Traditionally, advisors have assessed asset allocation by evaluating a client’s risk tolerance, meaning the client’s ability to hold onto stocks even when the market is volatile.
If your risk tolerance is low, you’d allocate less to stocks; it it’s high, you’d allocate more.
However, the financial crisis made clear that many investors have little understanding of their own risk tolerance. Because of this, an increasing number of advisors are now recommending a new approach: That is that investors should avoid taking any risks with the money they will need for essential expenses in retirement.
Author William Bernstein explains this theory in his book The Intelligent Asset Allocator, Bernstein believes that investors should think of their portfolios as divided into two parts.
The first part should cover at least 20 to 25 years of basic living expenses and should be invested in stable vehicles such as annuities.

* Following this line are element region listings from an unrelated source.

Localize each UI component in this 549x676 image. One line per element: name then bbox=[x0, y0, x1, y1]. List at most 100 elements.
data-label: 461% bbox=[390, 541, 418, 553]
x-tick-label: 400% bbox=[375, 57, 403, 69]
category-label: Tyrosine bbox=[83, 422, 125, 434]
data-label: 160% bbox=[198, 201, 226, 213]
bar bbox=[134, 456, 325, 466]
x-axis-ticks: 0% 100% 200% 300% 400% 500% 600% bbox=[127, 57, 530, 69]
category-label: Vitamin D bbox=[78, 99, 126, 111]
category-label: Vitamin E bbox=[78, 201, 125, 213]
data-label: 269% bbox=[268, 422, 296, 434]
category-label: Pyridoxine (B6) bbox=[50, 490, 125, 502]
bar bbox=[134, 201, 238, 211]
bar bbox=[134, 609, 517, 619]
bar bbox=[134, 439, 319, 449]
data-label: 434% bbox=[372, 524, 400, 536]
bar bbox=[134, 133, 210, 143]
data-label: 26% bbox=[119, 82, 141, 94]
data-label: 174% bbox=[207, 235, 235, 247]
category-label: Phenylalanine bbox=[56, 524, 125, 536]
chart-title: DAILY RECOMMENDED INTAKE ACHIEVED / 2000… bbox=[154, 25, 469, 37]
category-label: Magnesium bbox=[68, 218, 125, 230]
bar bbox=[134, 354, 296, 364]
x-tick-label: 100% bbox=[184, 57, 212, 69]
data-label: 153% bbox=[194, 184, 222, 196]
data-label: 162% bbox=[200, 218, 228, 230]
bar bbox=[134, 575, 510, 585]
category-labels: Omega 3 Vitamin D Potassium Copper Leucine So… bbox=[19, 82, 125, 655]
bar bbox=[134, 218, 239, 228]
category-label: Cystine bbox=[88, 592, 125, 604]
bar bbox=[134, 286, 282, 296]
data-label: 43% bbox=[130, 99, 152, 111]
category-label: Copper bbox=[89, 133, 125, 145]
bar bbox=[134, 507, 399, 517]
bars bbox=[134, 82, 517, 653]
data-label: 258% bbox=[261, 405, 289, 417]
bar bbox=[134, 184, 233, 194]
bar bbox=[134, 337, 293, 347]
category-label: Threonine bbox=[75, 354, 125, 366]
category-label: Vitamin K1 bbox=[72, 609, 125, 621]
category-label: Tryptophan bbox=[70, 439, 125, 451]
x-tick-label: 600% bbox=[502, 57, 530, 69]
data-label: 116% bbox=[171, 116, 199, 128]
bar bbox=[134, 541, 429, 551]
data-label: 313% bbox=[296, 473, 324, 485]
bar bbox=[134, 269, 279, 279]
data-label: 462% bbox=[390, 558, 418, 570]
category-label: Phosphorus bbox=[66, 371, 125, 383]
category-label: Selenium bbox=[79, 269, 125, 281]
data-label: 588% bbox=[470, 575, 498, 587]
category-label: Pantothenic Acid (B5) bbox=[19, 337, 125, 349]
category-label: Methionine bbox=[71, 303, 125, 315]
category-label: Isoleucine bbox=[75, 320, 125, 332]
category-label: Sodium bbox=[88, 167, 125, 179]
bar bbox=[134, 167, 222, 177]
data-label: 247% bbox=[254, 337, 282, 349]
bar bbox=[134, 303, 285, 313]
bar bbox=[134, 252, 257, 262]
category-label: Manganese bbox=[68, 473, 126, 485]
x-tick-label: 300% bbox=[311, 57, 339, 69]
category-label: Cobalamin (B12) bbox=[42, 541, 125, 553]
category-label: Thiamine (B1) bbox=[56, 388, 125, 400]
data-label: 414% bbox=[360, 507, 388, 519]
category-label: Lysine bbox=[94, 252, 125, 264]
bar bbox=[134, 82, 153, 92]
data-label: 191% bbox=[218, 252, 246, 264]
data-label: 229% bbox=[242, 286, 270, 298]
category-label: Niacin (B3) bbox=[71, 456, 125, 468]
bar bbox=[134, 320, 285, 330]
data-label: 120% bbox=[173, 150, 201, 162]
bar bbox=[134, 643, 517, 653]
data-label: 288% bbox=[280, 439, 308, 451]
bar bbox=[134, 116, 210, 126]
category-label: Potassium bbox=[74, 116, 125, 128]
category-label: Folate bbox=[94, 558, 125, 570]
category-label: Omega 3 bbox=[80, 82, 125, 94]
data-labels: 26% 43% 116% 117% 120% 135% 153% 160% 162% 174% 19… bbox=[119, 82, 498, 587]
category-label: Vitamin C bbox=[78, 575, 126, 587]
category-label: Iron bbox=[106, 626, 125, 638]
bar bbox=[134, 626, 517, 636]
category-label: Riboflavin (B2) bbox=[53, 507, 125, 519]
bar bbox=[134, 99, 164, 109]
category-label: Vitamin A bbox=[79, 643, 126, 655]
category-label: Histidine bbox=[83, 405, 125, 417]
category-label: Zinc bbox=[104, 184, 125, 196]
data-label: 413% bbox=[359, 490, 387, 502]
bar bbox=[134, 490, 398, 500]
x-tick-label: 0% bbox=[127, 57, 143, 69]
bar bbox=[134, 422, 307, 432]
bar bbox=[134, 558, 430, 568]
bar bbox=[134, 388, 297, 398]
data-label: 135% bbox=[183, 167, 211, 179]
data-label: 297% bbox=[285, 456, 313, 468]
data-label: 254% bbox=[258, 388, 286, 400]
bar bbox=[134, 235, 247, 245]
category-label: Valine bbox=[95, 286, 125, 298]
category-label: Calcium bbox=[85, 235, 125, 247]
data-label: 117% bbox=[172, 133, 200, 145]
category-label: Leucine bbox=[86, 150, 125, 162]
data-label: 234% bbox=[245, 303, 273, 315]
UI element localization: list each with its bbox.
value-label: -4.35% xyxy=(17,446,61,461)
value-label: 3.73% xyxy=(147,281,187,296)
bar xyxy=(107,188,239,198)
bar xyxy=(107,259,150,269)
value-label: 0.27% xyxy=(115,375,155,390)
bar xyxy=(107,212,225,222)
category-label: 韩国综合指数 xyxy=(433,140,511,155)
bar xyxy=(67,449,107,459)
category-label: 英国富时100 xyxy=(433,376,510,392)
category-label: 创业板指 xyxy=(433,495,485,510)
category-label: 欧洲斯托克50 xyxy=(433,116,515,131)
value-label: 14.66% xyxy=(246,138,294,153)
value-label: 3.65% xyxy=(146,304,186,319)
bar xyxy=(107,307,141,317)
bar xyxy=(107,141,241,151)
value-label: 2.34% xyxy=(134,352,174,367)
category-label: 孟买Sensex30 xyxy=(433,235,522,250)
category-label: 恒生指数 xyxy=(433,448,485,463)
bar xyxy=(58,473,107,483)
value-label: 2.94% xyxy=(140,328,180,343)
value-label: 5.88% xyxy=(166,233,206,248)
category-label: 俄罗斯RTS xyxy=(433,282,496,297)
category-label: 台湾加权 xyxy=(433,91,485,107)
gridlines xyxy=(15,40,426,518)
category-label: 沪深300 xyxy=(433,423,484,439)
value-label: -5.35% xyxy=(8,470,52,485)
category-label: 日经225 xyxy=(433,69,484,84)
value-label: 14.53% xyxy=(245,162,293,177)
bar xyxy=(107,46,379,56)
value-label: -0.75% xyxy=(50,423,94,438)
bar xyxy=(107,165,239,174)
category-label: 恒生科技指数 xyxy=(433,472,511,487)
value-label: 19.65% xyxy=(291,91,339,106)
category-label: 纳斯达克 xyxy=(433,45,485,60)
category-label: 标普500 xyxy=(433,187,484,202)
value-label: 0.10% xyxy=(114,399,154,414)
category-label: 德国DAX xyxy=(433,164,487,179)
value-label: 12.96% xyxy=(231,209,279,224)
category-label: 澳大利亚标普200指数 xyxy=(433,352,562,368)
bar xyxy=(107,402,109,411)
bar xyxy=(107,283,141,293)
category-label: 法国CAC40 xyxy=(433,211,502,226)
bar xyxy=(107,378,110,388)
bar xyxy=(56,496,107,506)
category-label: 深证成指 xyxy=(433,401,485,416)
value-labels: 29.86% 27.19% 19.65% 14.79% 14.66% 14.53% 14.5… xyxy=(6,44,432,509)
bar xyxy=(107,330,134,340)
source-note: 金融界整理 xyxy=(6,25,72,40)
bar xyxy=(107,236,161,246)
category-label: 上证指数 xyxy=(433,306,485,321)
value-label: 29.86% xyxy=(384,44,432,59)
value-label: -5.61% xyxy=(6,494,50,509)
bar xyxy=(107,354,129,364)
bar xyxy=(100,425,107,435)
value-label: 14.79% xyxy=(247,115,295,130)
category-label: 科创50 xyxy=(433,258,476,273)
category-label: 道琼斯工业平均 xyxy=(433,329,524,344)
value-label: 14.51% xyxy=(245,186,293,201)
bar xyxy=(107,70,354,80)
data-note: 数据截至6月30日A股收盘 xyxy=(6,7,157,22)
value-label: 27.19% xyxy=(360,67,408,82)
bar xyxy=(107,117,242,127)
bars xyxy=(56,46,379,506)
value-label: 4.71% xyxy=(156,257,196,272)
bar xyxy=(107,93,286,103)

The second part should be invested in a way that is based on when you’ll need the money. If you’re saving for a purchase next year, for example, you would invest more conservatively than you would if saving to buy a vacation home in 15 years.
Annuities can form an important part of your portfolio. Depending on your needs, they can be simple or complex, but more important, annuities can be the backbone of the first part of your portfolio by providing an income stream for living expenses over a set period of time.
If this appeals, you may want to consult your advisor, who will review your options and help you make the right choices based on your individual circumstances and goals.
Purchasing an Annuity Can Affect Your Whole Portfolio
Annuities can provide an appealing stream of guaranteed income for investors who are concerned they might outlive their assets. But before purchasing one, it’s a good idea to consider how it might affect your portfolio.
An annuity is a financial product sold by an insurance company. You pay the insurance company a sum of money now, and the insurance company guarantees you a stream of income for a set period of time, even for life.
True, annuities offer stable income, but with that stability some purchasers may feel they can handle more risk in other parts of their portfolios.
If you’re looking for more portfolio growth, this is a good thing. Diversification – mixing unrelated assets such as annuities and stocks – is widely considered a key strategy in managing portfolio risk.
But not all annuity holders should increase their exposure to stocks. The decision depends on the investor’s risk tolerance – the ability to weather the ups and downs of the stock market.
It also depends on the types of annuities the investor owns. Fixed annuities are generally considered more stable than variable annuities, but they could also involve risk if, for example, the annuity lacks automatic increases to protect against inflation or if the issuer is unstable.
It’s a good idea to consult your advisor when deciding whether or not to purchase an annuity. He or she can help you make asset-allocation decisions based on your individual circumstances and select suitable investment vehicles, which may or may not include annuities.